The trouble is, SATs affect other year groups as well. Schools are worried about leaving everything to the final year, and Year 5 now has "practice SATs". Even the last two years of primary school might not give enough time to master the art of putting tracing paper over shapes to see which two make a square, so hadn't we better design our own in-school SATs for Years 3 and 4? I sometimes think primary schools are becoming factories with the sole aim of getting everybody out of the building with a level 4.
There are knock-on effects, too. Ofsted inspectors seem to use SATs as a litmus test for everything. Before the team arrives, the registered inspector will have pored over graphs and percentages in those riveting booklets, the Panda and Picsii. Not to mention your S1, S2, S3 and S4, forms designed by VDPs (very dull people), purporting to give a picture of the school in miniature and not doing anything of the sort. Then, having found the tiniest weakness in your Year 2 SATs for 1835, where the graph trembled because able Daphne had moved to another school and your best teacher had annoyingly gone off to have a birthday, they'll home in to show that your school is falling apart. Even local school inspectors use these bits of paper religiously. Every year, when the delivery man risks a hernia getting SATs boxes up the stairs, my stomach lurches at what it must all cost. Even the instructions for sending the tests off contain unbelievably detailed instructions.

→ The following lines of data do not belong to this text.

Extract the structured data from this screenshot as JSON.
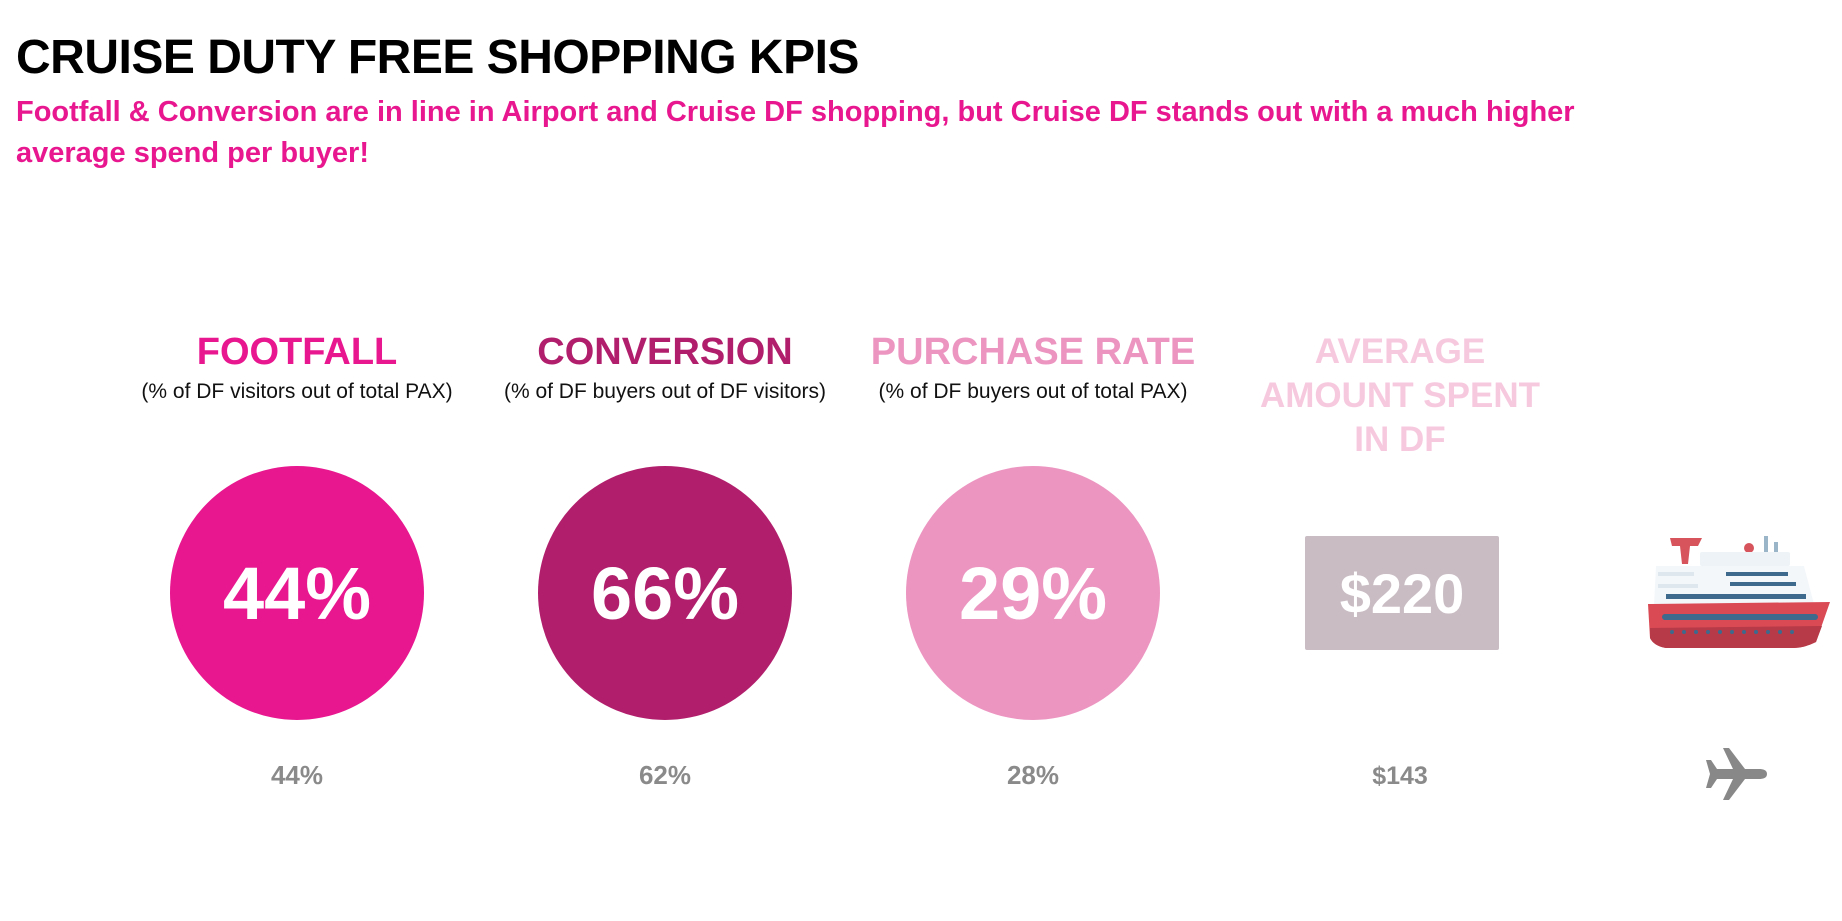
{
  "header": {
    "title": "CRUISE DUTY FREE SHOPPING KPIS",
    "subtitle": "Footfall & Conversion are in line in Airport and Cruise DF shopping, but Cruise DF stands out with a much higher average spend per buyer!"
  },
  "kpis": [
    {
      "label": "FOOTFALL",
      "sub": "(% of DF visitors out of total PAX)",
      "cruise": "44%",
      "airport": "44%",
      "color": "#e8168f"
    },
    {
      "label": "CONVERSION",
      "sub": "(% of DF buyers out of DF visitors)",
      "cruise": "66%",
      "airport": "62%",
      "color": "#b11f6c"
    },
    {
      "label": "PURCHASE RATE",
      "sub": "(% of DF buyers out of total PAX)",
      "cruise": "29%",
      "airport": "28%",
      "color": "#ec95c1"
    },
    {
      "label": "AVERAGE AMOUNT SPENT IN DF",
      "sub": "",
      "cruise": "$220",
      "airport": "$143",
      "color": "#f7c9df"
    }
  ],
  "legend": {
    "cruise_icon": "cruise-ship-icon",
    "airport_icon": "airplane-icon"
  },
  "colors": {
    "title": "#000000",
    "subtitle": "#e8168f",
    "box": "#c9bcc3",
    "compare_text": "#8a8a8a"
  }
}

Parents have been persuaded that SATs are vital. In my school only two children have ever been absent for them, and one was only away for a day. Once the lift in a local block of flats broke as five of our children were on their way for the start of SATs week. Three were terrified. Not because they were stuck, but because they might miss science "A". And yet the SATs results don't matter to the children. They've got secondary school places, the schools have been informed about their abilities, and the parents are aware of how their children are progressing because the teachers spend time with them. They matter to the school though. My God, everybody, we've slipped two places down the league tables. We're coasting. Or failing. Next stop, special measures.
I had to smile when a mother approached a friend of mine, and asked if he could give her 11-year-old some extra lessons a couple of times a week. "SATs practice?" inquired my friend. "No bleedin' fear," she said. "He gets that all day long. Can't he paint a picture or something?"